A special federal government team has left Nigeria for Libya on a fact finding mission in the wake slave trading in Nigerians amidst possible mass evacuation of Nigerians trapped in Libya.
The team left Abuja for Tripoli aboard a Nigeria Air force Flight N5FGS at 9.20am Wednesday morning.
The team, led by foreign affairs minister Geoffrey Onyeama, includes director-general of National Agency for the Prohibition of Trafficking in Persons (NAPTIP), Julie Okah-Donli, and the Senior Special Assistant to the President of Diaspora Matters, Abike Dabiri Erewa.
They will meet with Libyan authorities, and Nigerian officials and citizens resident in Libya, as well as international organisations working on migration issues in Libya.

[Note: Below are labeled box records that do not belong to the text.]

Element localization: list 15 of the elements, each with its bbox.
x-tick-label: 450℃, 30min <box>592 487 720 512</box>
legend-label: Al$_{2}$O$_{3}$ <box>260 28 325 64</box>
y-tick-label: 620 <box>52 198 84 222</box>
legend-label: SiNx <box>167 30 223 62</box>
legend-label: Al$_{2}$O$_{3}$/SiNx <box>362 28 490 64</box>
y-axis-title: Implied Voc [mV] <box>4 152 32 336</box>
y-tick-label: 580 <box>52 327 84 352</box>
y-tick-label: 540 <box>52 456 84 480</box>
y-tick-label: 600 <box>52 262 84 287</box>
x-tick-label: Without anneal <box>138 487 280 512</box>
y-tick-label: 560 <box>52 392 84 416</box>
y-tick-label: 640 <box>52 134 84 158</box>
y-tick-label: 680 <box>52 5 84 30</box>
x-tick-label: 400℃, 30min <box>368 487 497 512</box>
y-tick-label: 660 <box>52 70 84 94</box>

The visit comes after reports Nigerian migrant living in slave-like conditions and being auctioned for slave labour in Libya, revealed in a CNN report.
President Muhammadu Buhari has ordered Nigerians in Libya be evacuated.
Many are suspected to have been victims of human trafficking, and will require proper re-integration into society, said NAPTIP.
“Our counsellors are fully ready to receive the returnees and give them the needed psychosocial assistance for proper reintegration into the society,” said NAPTIP’s Okah-Donli.
“We will also help them with all the necessary tools to sustain themselves including vocational training and education assistance. This will be done with assistance from government, corporate bodies and the international organisations.
“This is not the time for anybody to stand aloof and watch the Federal Government alone do it. All hands must be on deck now, because doing nothing will affect all of us.”